Page MenuHomeSoftware Heritage

nixguix: Filter out unsupported artifacts from ingestion
Closed, ResolvedPublic

Description

As [1] revealed, unfiltered loading of unsupported artifacts can impact the
ingestion time for no good reason.

It's not quite reasonable from a resource standpoint, both for the mirror we are
downloading the artifacts and our own infra. So for the time being, we might as
well filter out unsupported artifacts (based on their extension most likely).

The aim is to make that list short and even short-lived (to subside with better
artifacts support).

I recall @lewo should have a fair subset of those unsupported extensions since
he filtered them out of the nix listing ([2] should help)
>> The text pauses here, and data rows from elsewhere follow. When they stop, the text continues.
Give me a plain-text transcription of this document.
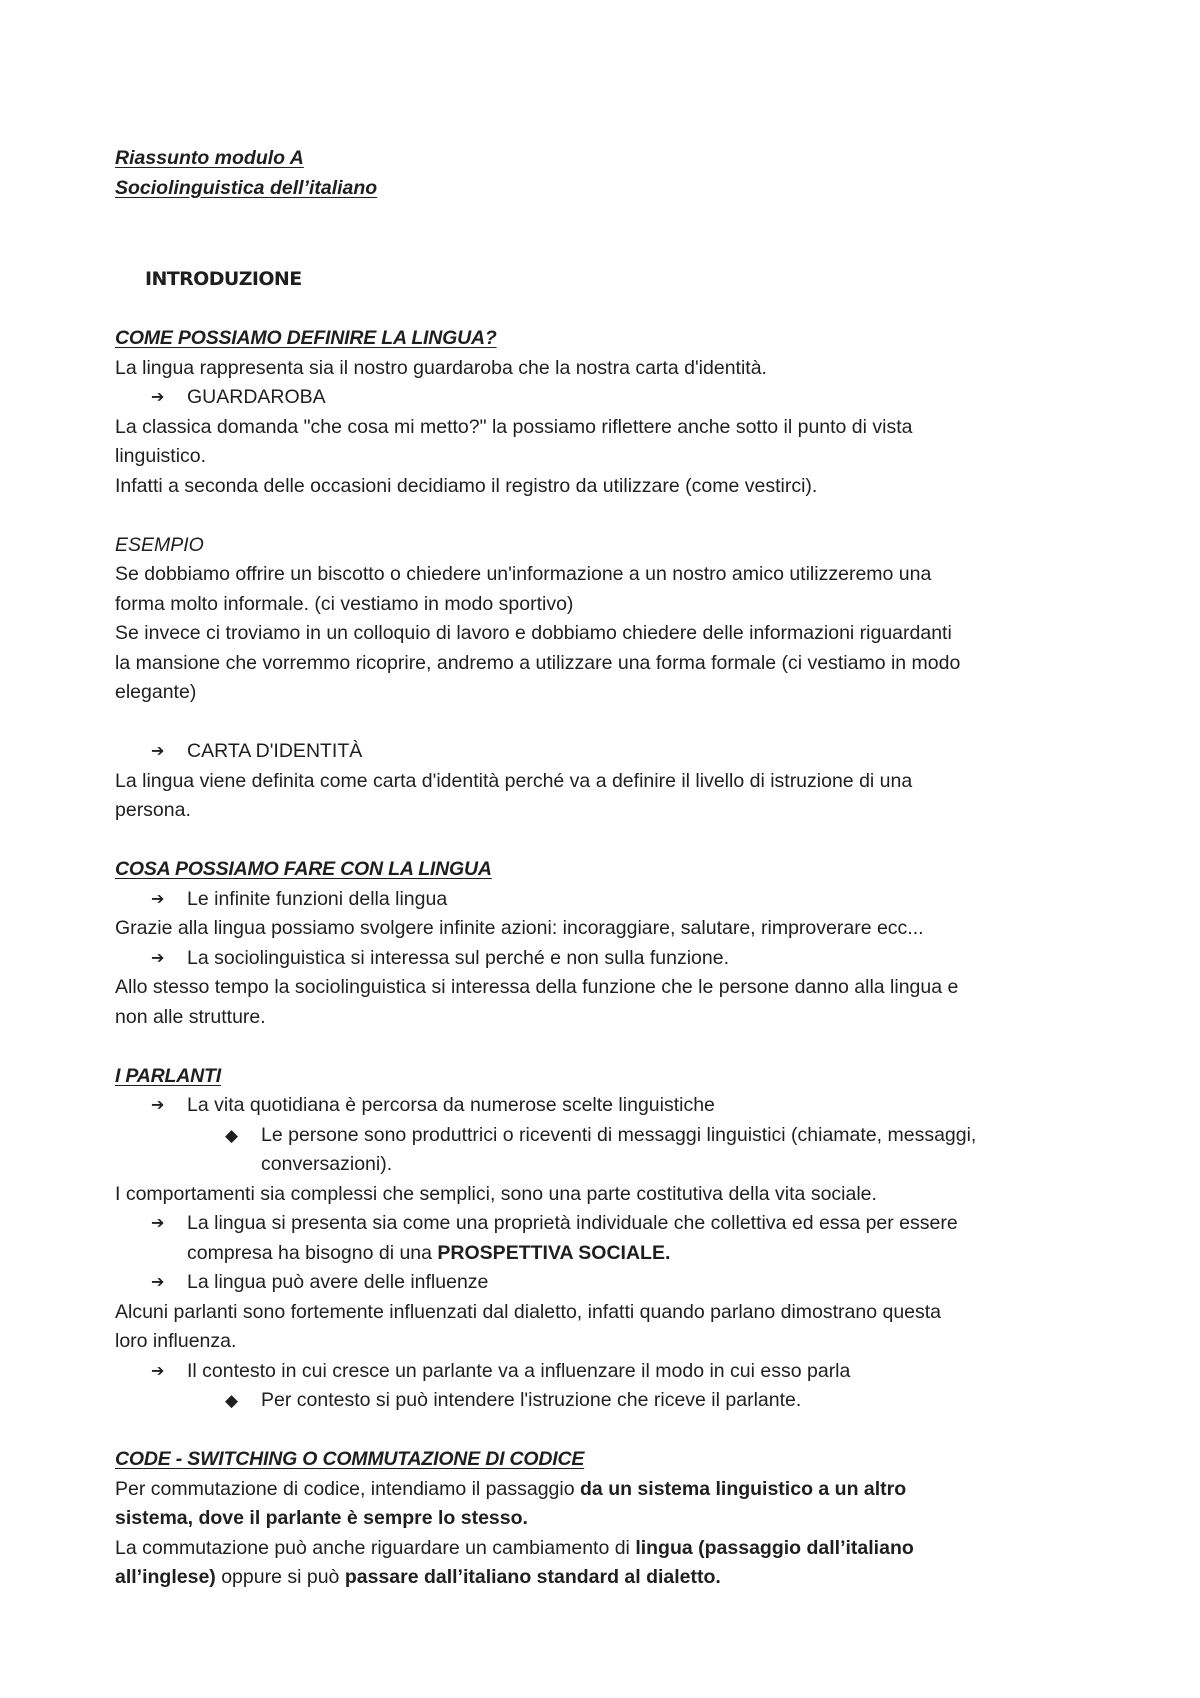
Riassunto modulo A
Sociolinguistica dell’italiano
INTRODUZIONE
COME POSSIAMO DEFINIRE LA LINGUA?
La lingua rappresenta sia il nostro guardaroba che la nostra carta d'identità.
➔	GUARDAROBA
La classica domanda "che cosa mi metto?" la possiamo riflettere anche sotto il punto di vista
linguistico.
Infatti a seconda delle occasioni decidiamo il registro da utilizzare (come vestirci).
ESEMPIO
Se dobbiamo offrire un biscotto o chiedere un'informazione a un nostro amico utilizzeremo una
forma molto informale. (ci vestiamo in modo sportivo)
Se invece ci troviamo in un colloquio di lavoro e dobbiamo chiedere delle informazioni riguardanti
la mansione che vorremmo ricoprire, andremo a utilizzare una forma formale (ci vestiamo in modo
elegante)
➔	CARTA D'IDENTITÀ
La lingua viene definita come carta d'identità perché va a definire il livello di istruzione di una
persona.
COSA POSSIAMO FARE CON LA LINGUA
➔	Le infinite funzioni della lingua
Grazie alla lingua possiamo svolgere infinite azioni: incoraggiare, salutare, rimproverare ecc...
➔	La sociolinguistica si interessa sul perché e non sulla funzione.
Allo stesso tempo la sociolinguistica si interessa della funzione che le persone danno alla lingua e
non alle strutture.
I PARLANTI
➔	La vita quotidiana è percorsa da numerose scelte linguistiche
◆	Le persone sono produttrici o riceventi di messaggi linguistici (chiamate, messaggi,
conversazioni).
I comportamenti sia complessi che semplici, sono una parte costitutiva della vita sociale.
➔	La lingua si presenta sia come una proprietà individuale che collettiva ed essa per essere
compresa ha bisogno di una PROSPETTIVA SOCIALE.
➔	La lingua può avere delle influenze
Alcuni parlanti sono fortemente influenzati dal dialetto, infatti quando parlano dimostrano questa
loro influenza.
➔	Il contesto in cui cresce un parlante va a influenzare il modo in cui esso parla
◆	Per contesto si può intendere l'istruzione che riceve il parlante.
CODE - SWITCHING O COMMUTAZIONE DI CODICE
Per commutazione di codice, intendiamo il passaggio da un sistema linguistico a un altro
sistema, dove il parlante è sempre lo stesso.
La commutazione può anche riguardare un cambiamento di lingua (passaggio dall’italiano
all’inglese) oppure si può passare dall’italiano standard al dialetto.
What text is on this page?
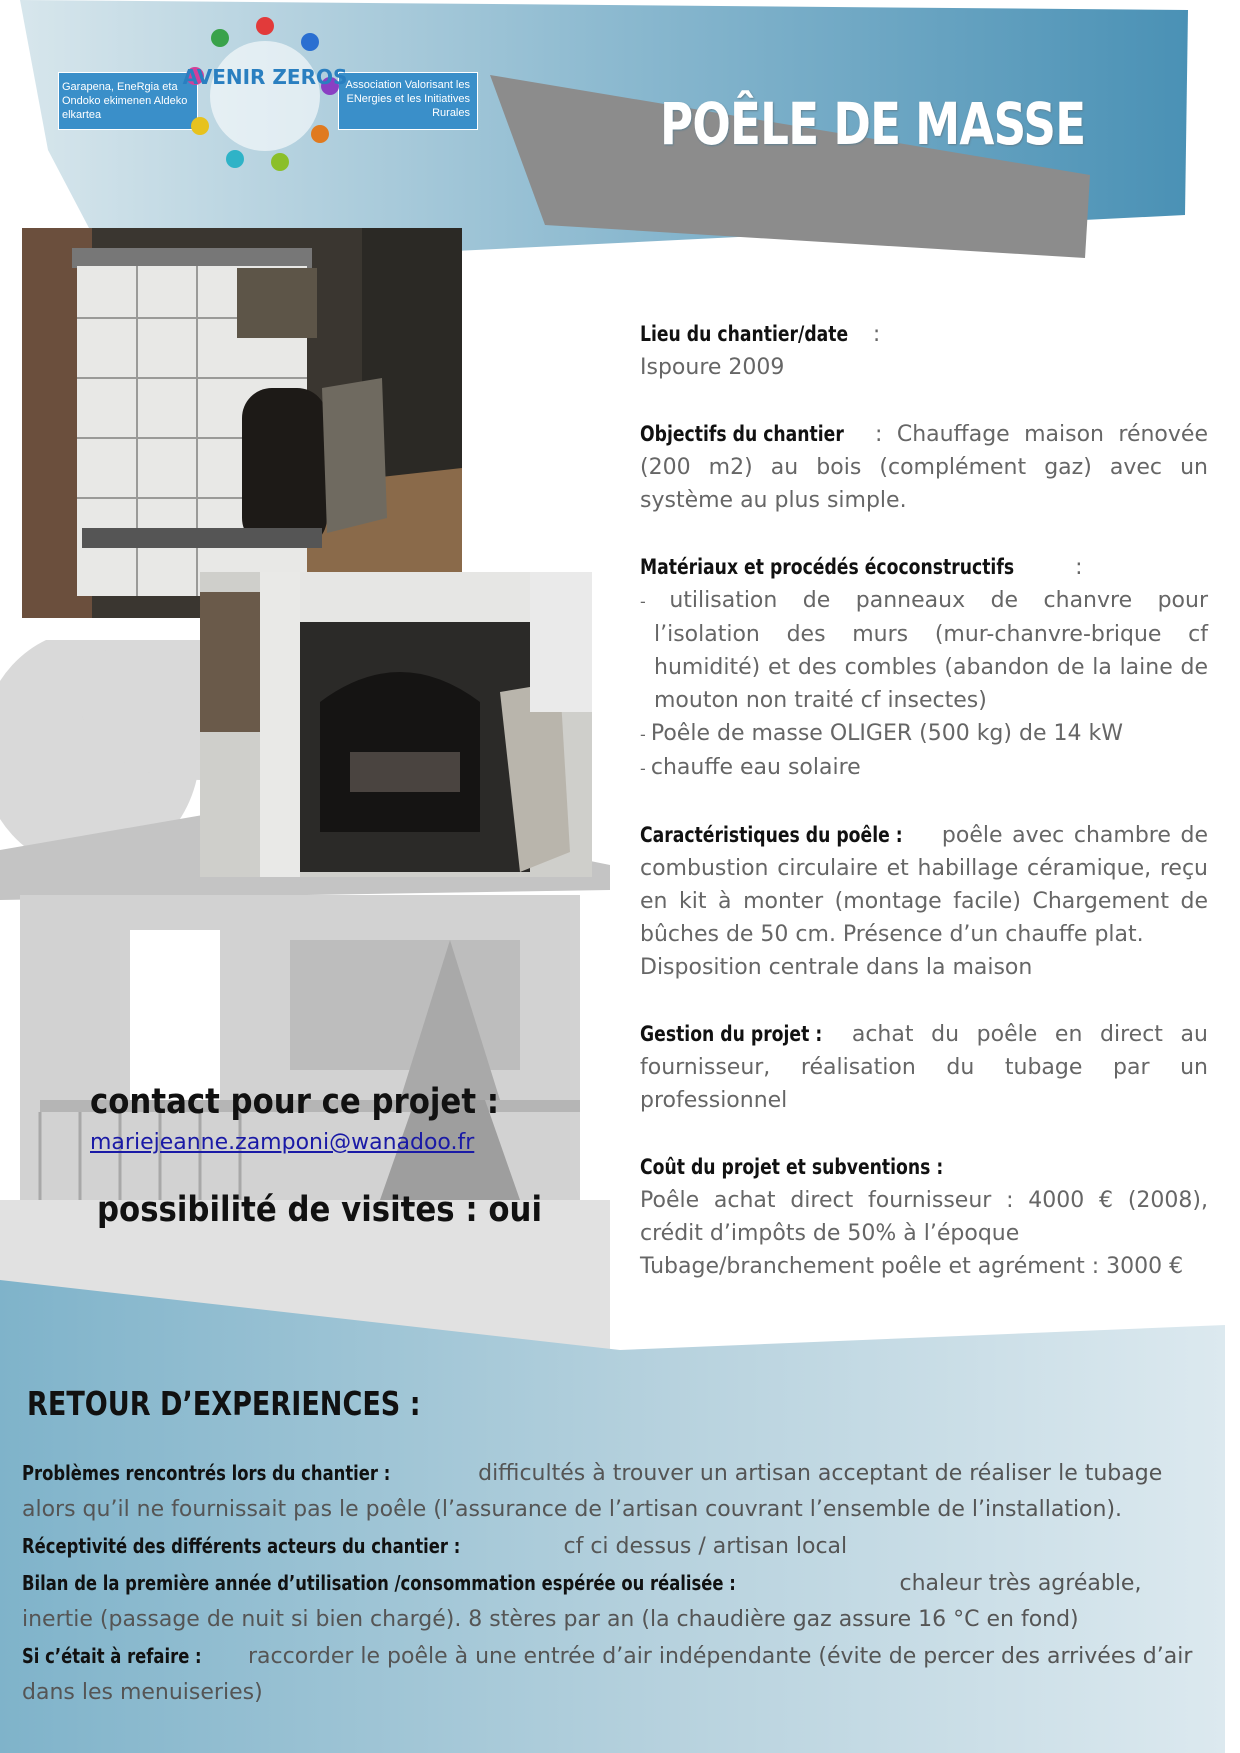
Garapena, EneRgia eta Ondoko ekimenen Aldeko elkartea
Association Valorisant les ENergies et les Initiatives Rurales
AVENIR ZEROS
POÊLE DE MASSE

Lieu du chantier/date :
Ispoure 2009

Objectifs du chantier : Chauffage maison rénovée (200 m2) au bois (complément gaz) avec un système au plus simple.

Matériaux et procédés écoconstructifs :
- utilisation de panneaux de chanvre pour l’isolation des murs (mur-chanvre-brique cf humidité) et des combles (abandon de la laine de mouton non traité cf insectes)
- Poêle de masse OLIGER (500 kg) de 14 kW
- chauffe eau solaire

Caractéristiques du poêle : poêle avec chambre de combustion circulaire et habillage céramique, reçu en kit à monter (montage facile) Chargement de bûches de 50 cm. Présence d’un chauffe plat.
Disposition centrale dans la maison

Gestion du projet : achat du poêle en direct au fournisseur, réalisation du tubage par un professionnel

Coût du projet et subventions :
Poêle achat direct fournisseur : 4000 € (2008), crédit d’impôts de 50% à l’époque
Tubage/branchement poêle et agrément : 3000 €

contact pour ce projet :
mariejeanne.zamponi@wanadoo.fr
possibilité de visites : oui
RETOUR D’EXPERIENCES :

Problèmes rencontrés lors du chantier :	difficultés à trouver un artisan acceptant de réaliser le tubage alors qu’il ne fournissait pas le poêle (l’assurance de l’artisan couvrant l’ensemble de l’installation).

Réceptivité des différents acteurs du chantier :	cf ci dessus / artisan local

Bilan de la première année d’utilisation /consommation espérée ou réalisée :	chaleur très agréable, inertie (passage de nuit si bien chargé). 8 stères par an (la chaudière gaz assure 16 °C en fond)

Si c’était à refaire : raccorder le poêle à une entrée d’air indépendante (évite de percer des arrivées d’air dans les menuiseries)
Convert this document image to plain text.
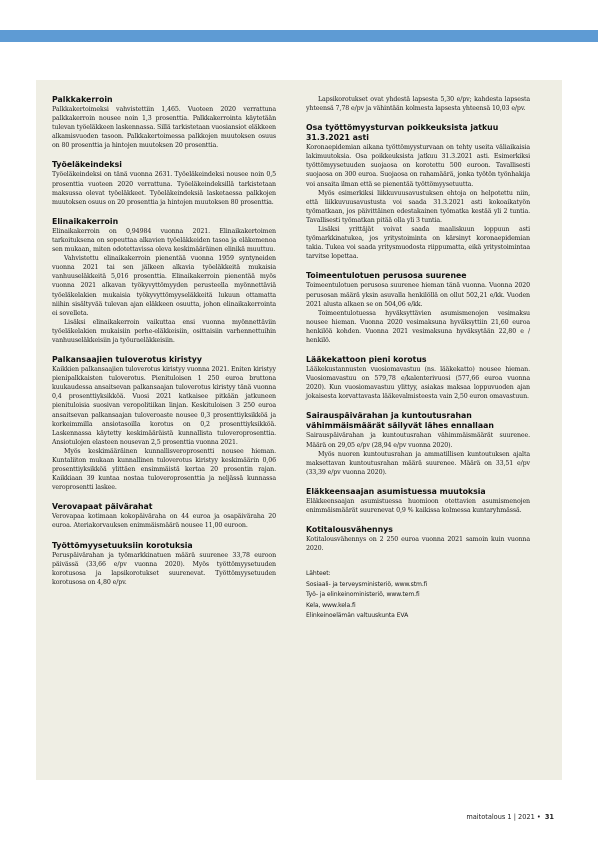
Palkkakerroin

Palkkakertoimeksi vahvistettiin 1,465. Vuoteen 2020 verrattuna palkkakerroin nousee noin 1,3 prosenttia. Palkkakerrointa käytetään tulevan työeläkkeen laskennassa. Sillä tarkistetaan vuosiansiot eläkkeen alkamisvuoden tasoon. Palkkakertoimessa palkkojen muutoksen osuus on 80 prosenttia ja hintojen muutoksen 20 prosenttia.

Työeläkeindeksi

Työeläkeindeksi on tänä vuonna 2631. Työeläkeindeksi nousee noin 0,5 prosenttia vuoteen 2020 verrattuna. Työeläkeindeksillä tarkistetaan maksussa olevat työeläkkeet. Työeläkeindeksiä lasketaessa palkkojen muutoksen osuus on 20 prosenttia ja hintojen muutoksen 80 prosenttia.

Elinaikakerroin

Elinaikakerroin on 0,94984 vuonna 2021. Elinaikakertoimen tarkoituksena on sopeuttaa alkavien työeläkkeiden tasoa ja eläkemenoa sen mukaan, miten odotettavissa oleva keskimääräinen elinikä muuttuu.

Vahvistettu elinaikakerroin pienentää vuonna 1959 syntyneiden vuonna 2021 tai sen jälkeen alkavia työeläkkeitä mukaisia vanhuuseläkkeitä 5,016 prosenttia. Elinaikakerroin pienentää myös vuonna 2021 alkavan työkyvyttömyyden perusteella myönnettäviä työeläkelakien mukaisia työkyvyttömyyseläkkeitä lukuun ottamatta niihin sisältyvää tulevan ajan eläkkeen osuutta, johon elinaikakerrointa ei sovelleta.

Lisäksi elinaikakerroin vaikuttaa ensi vuonna myönnettäviin työeläkelakien mukaisiin perhe-eläkkeisiin, osittaisiin varhennettuihin vanhuuseläkkeisiin ja työuraeläkkeisiin.

Palkansaajien tuloverotus kiristyy

Kaikkien palkansaajien tuloverotus kiristyy vuonna 2021. Eniten kiristyy pienipalkkaisten tuloverotus. Pienituloisen 1 250 euroa bruttona kuukaudessa ansaitsevan palkansaajan tuloverotus kiristyy tänä vuonna 0,4 prosenttiyksikköä. Vuosi 2021 katkaisee pitkään jatkuneen pienituloisia suosivan veropolitiikan linjan. Keskituloisen 3 250 euroa ansaitsevan palkansaajan tuloveroaste nousee 0,3 prosenttiyksikköä ja korkeimmilla ansiotasoilla korotus on 0,2 prosenttiyksikköä. Laskennassa käytetty keskimääräistä kunnallista tuloveroprosenttia. Ansiotulojen elasteen nousevan 2,5 prosenttia vuonna 2021.

Myös keskimääräinen kunnallisveroprosentti nousee hieman. Kuntaliiton mukaan kunnallinen tuloverotus kiristyy keskimäärin 0,06 prosenttiyksikköä ylittäen ensimmäistä kertaa 20 prosentin rajan. Kaikkiaan 39 kuntaa nostaa tuloveroprosenttia ja neljässä kunnassa veroprosentti laskee.

Verovapaat päivärahat

Verovapaa kotimaan kokopäiväraha on 44 euroa ja osapäiväraha 20 euroa. Ateriakorvauksen enimmäismäärä nousee 11,00 euroon.

Työttömyysetuuksiin korotuksia

Peruspäivärahan ja työmarkkinatuen määrä suurenee 33,78 euroon päivässä (33,66 e/pv vuonna 2020). Myös työttömyysetuuden korotusosa ja lapsikorotukset suurenevat. Työttömyysetuuden korotusosa on 4,80 e/pv.

Lapsikorotukset ovat yhdestä lapsesta 5,30 e/pv; kahdesta lapsesta yhteensä 7,78 e/pv ja vähintään kolmesta lapsesta yhteensä 10,03 e/pv.

Osa työttömyysturvan poikkeuksista jatkuu 31.3.2021 asti

Koronaepidemian aikana työttömyysturvaan on tehty useita väliaikaisia lakimuutoksia. Osa poikkeuksista jatkuu 31.3.2021 asti. Esimerkiksi työttömyysetuuden suojaosa on korotettu 500 euroon. Tavallisesti suojaosa on 300 euroa. Suojaosa on rahamäärä, jonka työtön työnhakija voi ansaita ilman että se pienentää työttömyysetuutta.

Myös esimerkiksi liikkuvuusavustuksen ehtoja on helpotettu niin, että liikkuvuusavustusta voi saada 31.3.2021 asti kokoaikatyön työmatkaan, jos päivittäinen edestakainen työmatka kestää yli 2 tuntia. Tavallisesti työmatkan pitää olla yli 3 tuntia.

Lisäksi yrittäjät voivat saada maaliskuun loppuun asti työmarkkinatukea, jos yritystoiminta on kärsinyt koronaepidemian takia. Tukea voi saada yritysmuodosta riippumatta, eikä yritystoimintaa tarvitse lopettaa.

Toimeentulotuen perusosa suurenee

Toimeentulotuen perusosa suurenee hieman tänä vuonna. Vuonna 2020 perusosan määrä yksin asuvalla henkilöllä on ollut 502,21 e/kk. Vuoden 2021 alusta alkaen se on 504,06 e/kk.

Toimeentulotuessa hyväksyttävien asumismenojen vesimaksu nousee hieman. Vuonna 2020 vesimaksuna hyväksyttiin 21,60 euroa henkilöä kohden. Vuonna 2021 vesimaksuna hyväksytään 22,80 e / henkilö.

Lääkekattoon pieni korotus

Lääkekustannusten vuosiomavastuu (ns. lääkekatto) nousee hieman. Vuosiomavastuu on 579,78 e/kalenterivuosi (577,66 euroa vuonna 2020). Kun vuosiomavastuu ylittyy, asiakas maksaa loppuvuoden ajan jokaisesta korvattavasta lääkevalmisteesta vain 2,50 euron omavastuun.

Sairauspäivärahan ja kuntoutusrahan vähimmäismäärät säilyvät lähes ennallaan

Sairauspäivärahan ja kuntoutusrahan vähimmäismäärät suurenee. Määrä on 29,05 e/pv (28,94 e/pv vuonna 2020).

Myös nuoren kuntoutusrahan ja ammatillisen kuntoutuksen ajalta maksettavan kuntoutusrahan määrä suurenee. Määrä on 33,51 e/pv (33,39 e/pv vuonna 2020).

Eläkkeensaajan asumistuessa muutoksia

Eläkkeensaajan asumistuessa huomioon otettavien asumismenojen enimmäismäärät suurenevat 0,9 % kaikissa kolmessa kuntaryhmässä.

Kotitalousvähennys

Kotitalousvähennys on 2 250 euroa vuonna 2021 samoin kuin vuonna 2020.

Lähteet:

Sosiaali- ja terveysministeriö, www.stm.fi

Työ- ja elinkeinoministeriö, www.tem.fi

Kela, www.kela.fi

Elinkeinoelämän valtuuskunta EVA

maitotalous 1 | 2021 • 31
[1] https://forge.softwareheritage.org/T2485#46361

[2] https://nix-community.github.io/nixpkgs-swh/#by-file-types

Event Timeline

ardumont triaged this task as Normal priority.Sun, Jul 26, 6:23 AM
ardumont created this task.
ardumont updated the task description. (Show Details)
lewo added a comment.Sun, Aug 2, 9:27 PM

I'm currently using the following regex to filter the exposed urls .tar.gz$|.zip$|tar.bz2$|.tbz$|.tar.xz$|.tgz$|.tar$ but I'm pretty sure it could be improved.

ardumont closed this task as Resolved.Fri, Aug 7, 11:51 PM
ardumont claimed this task.